CHAPITRE 82 Des projets plus ou moins avouables

Le départ des trois compères ne laissa aucun regret, bien au contraire, et tous accueillirent la nouvelle avec soulagement.  Gelmirez réussit même à se réconcilier avec Don José et promit de l’inviter à sa prochaine pendaison de crémaillère. Le galicien n’a pas chômé. Son nouveau palais est princièrement équipé.  Il rectifie la position d’un tableau et recule pour juger de l’effet produit.  Satisfait, il contemple un instant la peinture qui représente Saint Jacques triomphant des Maures.

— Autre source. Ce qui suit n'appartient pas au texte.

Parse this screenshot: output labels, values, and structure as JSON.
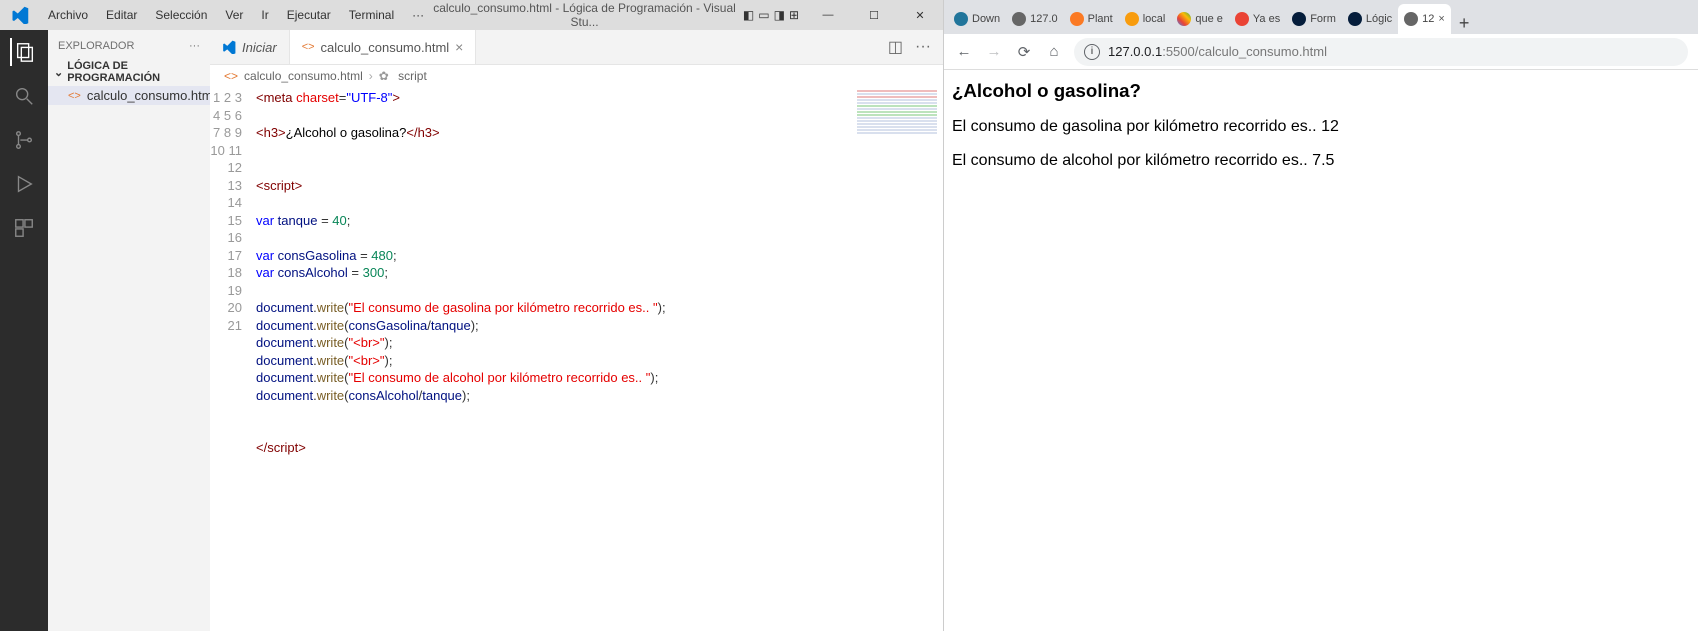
{
  "vscode": {
    "menus": [
      "Archivo",
      "Editar",
      "Selección",
      "Ver",
      "Ir",
      "Ejecutar",
      "Terminal",
      "···"
    ],
    "title": "calculo_consumo.html - Lógica de Programación - Visual Stu...",
    "sidebar": {
      "title": "EXPLORADOR",
      "section": "LÓGICA DE PROGRAMACIÓN",
      "file": "calculo_consumo.html"
    },
    "tabs": {
      "inactive": "Iniciar",
      "active": "calculo_consumo.html"
    },
    "breadcrumb": {
      "file": "calculo_consumo.html",
      "part": "script"
    },
    "lines": [
      "1",
      "2",
      "3",
      "4",
      "5",
      "6",
      "7",
      "8",
      "9",
      "10",
      "11",
      "12",
      "13",
      "14",
      "15",
      "16",
      "17",
      "18",
      "19",
      "20",
      "21"
    ],
    "code": {
      "l1": {
        "tag_open": "<meta",
        "attr": " charset",
        "eq": "=",
        "str": "\"UTF-8\"",
        "tag_close": ">"
      },
      "l3": {
        "open": "<h3>",
        "text": "¿Alcohol o gasolina?",
        "close": "</h3>"
      },
      "l6": {
        "open": "<script>"
      },
      "l8": {
        "kw": "var",
        "name": " tanque ",
        "eq": "= ",
        "num": "40",
        "sc": ";"
      },
      "l10": {
        "kw": "var",
        "name": " consGasolina ",
        "eq": "= ",
        "num": "480",
        "sc": ";"
      },
      "l11": {
        "kw": "var",
        "name": " consAlcohol ",
        "eq": "= ",
        "num": "300",
        "sc": ";"
      },
      "l13": {
        "obj": "document",
        "dot": ".",
        "fn": "write",
        "p1": "(",
        "str": "\"El consumo de gasolina por kilómetro recorrido es.. \"",
        "p2": ");"
      },
      "l14": {
        "obj": "document",
        "dot": ".",
        "fn": "write",
        "p1": "(",
        "v1": "consGasolina",
        "op": "/",
        "v2": "tanque",
        "p2": ");"
      },
      "l15": {
        "obj": "document",
        "dot": ".",
        "fn": "write",
        "p1": "(",
        "str": "\"<br>\"",
        "p2": ");"
      },
      "l16": {
        "obj": "document",
        "dot": ".",
        "fn": "write",
        "p1": "(",
        "str": "\"<br>\"",
        "p2": ");"
      },
      "l17": {
        "obj": "document",
        "dot": ".",
        "fn": "write",
        "p1": "(",
        "str": "\"El consumo de alcohol por kilómetro recorrido es.. \"",
        "p2": ");"
      },
      "l18": {
        "obj": "document",
        "dot": ".",
        "fn": "write",
        "p1": "(",
        "v1": "consAlcohol",
        "op": "/",
        "v2": "tanque",
        "p2": ");"
      },
      "l21": {
        "close": "</script​>"
      }
    }
  },
  "browser": {
    "tabs": [
      {
        "fav": "wp",
        "label": "Down"
      },
      {
        "fav": "gl",
        "label": "127.0"
      },
      {
        "fav": "xa",
        "label": "Plant"
      },
      {
        "fav": "pma",
        "label": "local"
      },
      {
        "fav": "g",
        "label": "que e"
      },
      {
        "fav": "gm",
        "label": "Ya es"
      },
      {
        "fav": "al",
        "label": "Form"
      },
      {
        "fav": "al",
        "label": "Lógic"
      },
      {
        "fav": "gl",
        "label": "12",
        "active": true
      }
    ],
    "url_host": "127.0.0.1",
    "url_port": ":5500",
    "url_path": "/calculo_consumo.html",
    "page": {
      "h3": "¿Alcohol o gasolina?",
      "p1": "El consumo de gasolina por kilómetro recorrido es.. 12",
      "p2": "El consumo de alcohol por kilómetro recorrido es.. 7.5"
    }
  }
}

           -   Si j’ai bien compris, lance une voix claire derrière lui, on est enfin installés ?

Le galicien se retourne et sourit à Sebastian.

           - Comme tu dis ! Les dernières tentures ont été installées hier et on vient de livrer la dernière caisse d’argenterie.

           - Encore heureux que tu aies pu trouver un palais tout fait et tout meublé parce qu’au train où sont allés les dernières retouches, on couchait à l’auberge jusqu ‘au Printemps !

Gelmirez soupire.

           - Pourquoi faut il tout le temps que tu rouspètes ?

Sebastian hausse les épaules.

           - Enfin, déclare le jeune indien, on va avoir un peu de paix. Moi, les travaux et les rangements, j’en ai plus qu’assez !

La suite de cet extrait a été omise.